In 2015, the city of Kathmandu in central Nepal was struck by a highly destructive, magnitude 7.8 earthquake which took the lives of approximately 9,000 people. Following the initial recovery efforts, the Nepalese government performed a door-to-door survey in 11 of the city districts with the aim of assessing eligibility for reconstruction assistance. This is the largest post-disaster structural data collection effort as of this writing. Kathmandu Living Labs updated the data in 2019 to further organize it and to reflect changes to the federal districting system, recognizing that the dataset on over 750,000 households would be of interest to anyone in the data science community with an interest in disaster recovery or socio-economic issues in developing countries. It is this data under consideration for the project, in which we develop exploratory visualizations on the extent of building damage. Additionaly, we use machine learning (specifically, the xgboost package) to investigate the significance of structural factors on building survivability.
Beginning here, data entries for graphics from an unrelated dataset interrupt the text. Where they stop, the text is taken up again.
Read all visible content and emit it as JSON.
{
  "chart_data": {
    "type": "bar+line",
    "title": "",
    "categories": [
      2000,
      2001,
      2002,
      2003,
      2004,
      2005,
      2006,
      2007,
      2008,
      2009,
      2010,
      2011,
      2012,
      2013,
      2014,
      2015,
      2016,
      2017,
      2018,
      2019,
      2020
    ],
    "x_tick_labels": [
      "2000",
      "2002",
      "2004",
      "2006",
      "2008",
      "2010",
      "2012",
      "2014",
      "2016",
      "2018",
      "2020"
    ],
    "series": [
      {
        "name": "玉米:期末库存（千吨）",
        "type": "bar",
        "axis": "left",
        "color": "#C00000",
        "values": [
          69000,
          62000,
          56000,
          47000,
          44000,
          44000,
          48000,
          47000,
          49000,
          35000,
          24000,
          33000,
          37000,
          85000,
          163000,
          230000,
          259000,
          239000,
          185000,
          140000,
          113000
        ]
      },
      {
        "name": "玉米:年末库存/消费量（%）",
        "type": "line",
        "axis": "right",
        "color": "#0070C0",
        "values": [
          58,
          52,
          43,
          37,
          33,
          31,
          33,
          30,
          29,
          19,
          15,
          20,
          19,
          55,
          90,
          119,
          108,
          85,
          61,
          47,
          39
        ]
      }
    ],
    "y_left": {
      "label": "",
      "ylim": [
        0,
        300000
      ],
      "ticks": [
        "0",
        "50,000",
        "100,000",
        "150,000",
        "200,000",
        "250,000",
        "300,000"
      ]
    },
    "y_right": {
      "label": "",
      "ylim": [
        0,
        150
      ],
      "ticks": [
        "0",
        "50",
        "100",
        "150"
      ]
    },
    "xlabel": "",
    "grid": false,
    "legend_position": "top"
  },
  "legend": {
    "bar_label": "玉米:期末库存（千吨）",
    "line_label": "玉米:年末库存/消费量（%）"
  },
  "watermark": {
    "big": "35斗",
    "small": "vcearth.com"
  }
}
Acquisition and Nature of the Dataset
The source of data for this project is the fantastic Open Data Portal made available for the 2015 Nepal Earthquake by the nonprofit Kathmandu Living Labs, with data initially collected by the Nepalese Government. It allows us to explore quite a few demographic features of 11 districts surrounding the city of Kathmandu. I am focusing on the ‘Structural Data’ set on 760,000 buildings.
#load locally stored dataframe
df <- read.csv("/Volumes/EXT128/Data Science Projects/building_structure/csv_building_structure.csv")
#review structure of raw data
str(df,vec.len=1)
## 'data.frame': 762106 obs. of 31 variables:
## $ building_id : num 1.2e+11 ...
## $ district_id : int 12 12 ...
## $ vdcmun_id : int 1207 1207 ...
## $ ward_id : int 120703 120703 ...
## $ count_floors_pre_eq : int 1 1 ...
## $ count_floors_post_eq : int 1 1 ...
## $ age_building : int 9 15 ...
## $ plinth_area_sq_ft : int 288 364 ...
## $ height_ft_pre_eq : int 9 9 ...
## $ height_ft_post_eq : int 9 9 ...
## $ land_surface_condition : chr "Flat" ...
## $ foundation_type : chr "Other" ...
## $ roof_type : chr "Bamboo/Timber-Light roof" ...
## $ ground_floor_type : chr "Mud" ...
## $ other_floor_type : chr "Not applicable" ...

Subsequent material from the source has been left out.